Ebook A Crying in the Wind A Tasmanian Story Elizabeth Fleetwood 9781925590203 Books

By Barbra Burks on Wednesday, May 15, 2019

Ebook A Crying in the Wind A Tasmanian Story Elizabeth Fleetwood 9781925590203 Books





Product details

  • Paperback 402 pages
  • Publisher Vivid Publishing (April 11, 2017)
  • Language English
  • ISBN-10 1925590208




A Crying in the Wind A Tasmanian Story Elizabeth Fleetwood 9781925590203 Books Reviews


  • Fantastic history of Tasmania! Throughout I felt as though I was there! Fully fleshed out characters who settle in your heart. You really feel and care about what they think and what they went through. The most honest and compassionate study of what the Aboriginal civilization went through at the hands of the invaders to this glorious and wild continent. Tears and laughter, that's what makes history come alive!
  • Spanning two hundred years and involving four families, Ms Fleetwood divides her story into four parts and writes of a Tasmania that few of us can have a complete understanding of. I picked the novel up because it is set in Tasmania and because, although I’ve not lived there for over forty years, I still consider it ‘home’.

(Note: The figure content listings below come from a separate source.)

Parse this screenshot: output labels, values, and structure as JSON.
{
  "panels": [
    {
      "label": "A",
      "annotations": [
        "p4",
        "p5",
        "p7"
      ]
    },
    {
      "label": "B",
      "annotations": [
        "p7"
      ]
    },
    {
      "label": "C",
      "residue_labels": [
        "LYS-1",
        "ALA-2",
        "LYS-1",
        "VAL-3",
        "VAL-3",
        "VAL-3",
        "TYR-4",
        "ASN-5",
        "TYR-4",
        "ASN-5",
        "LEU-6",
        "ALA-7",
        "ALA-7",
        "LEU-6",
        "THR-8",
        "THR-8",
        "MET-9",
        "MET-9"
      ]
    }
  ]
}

    The four families, introduced in Part One (which opens in 1812) are the Aborigines (starting with ‘Tom’ Kickerterpoller, stolen from his family in 1812), the Fairfield settlers from Scotland (starting with Susannah), the convicts (starting with George Turner) and (much more briefly) the Dutch Dijkstra family, beginning with Katrijin’s dream.

    In the subsequent three parts of the novel, the stories of different family members are told. These stories will involve dispossession and removal for many of the Aborigines, contrasted with the relative prosperity for many of the European settlers. The Turner descendants will be part of the settlement of the North West, and the Dijkstras will seek refuge in Tasmania after being displaced from both Java and Europe.

    Tasmania itself provides another story of changed land use, of attempts to try to make the land respond to European demands. Some of these attempts work, others don’t and there is a brooding undertone for those who are sensitive. Consider this, from one of the more powerful passages in the novel

    ‘.. and that awful crying in the wind that apparently nobody else could hear.’

    “I hear it”, said Marner. “It’s the cry of the wounded and dispossessed, it’s the groan of nature destroyed for greed, the wailing of the animals driven out and the broken song of the birds shot for no reason, the sadness of those who don’t count, and those whose dignity was trampled on. It’s the tears of the broken hearts and it’s the cry of those who didn’t love when they could have.”

    I kept reading. I know this crying in the wind more as a feeling of unease in some places.

    I enjoyed this novel, recognised some history (especially as it relates to the settlement of the North-West coast region where I was born), learned more about the dispossession of the Aborigines, and wondered about the impact of the past two hundred years.

    If you like family sagas, if Tasmania is part of your life or intrigues you because of its beauty, its contrasts and (or) its history, you may enjoy this novel as much as I did. I loved the way in which Ms Fleetwood wove her characters into the history. Real or representative, the characters bring the story to life.

    I finished the novel wondering what the next chapter would be, both for the characters and Tasmania.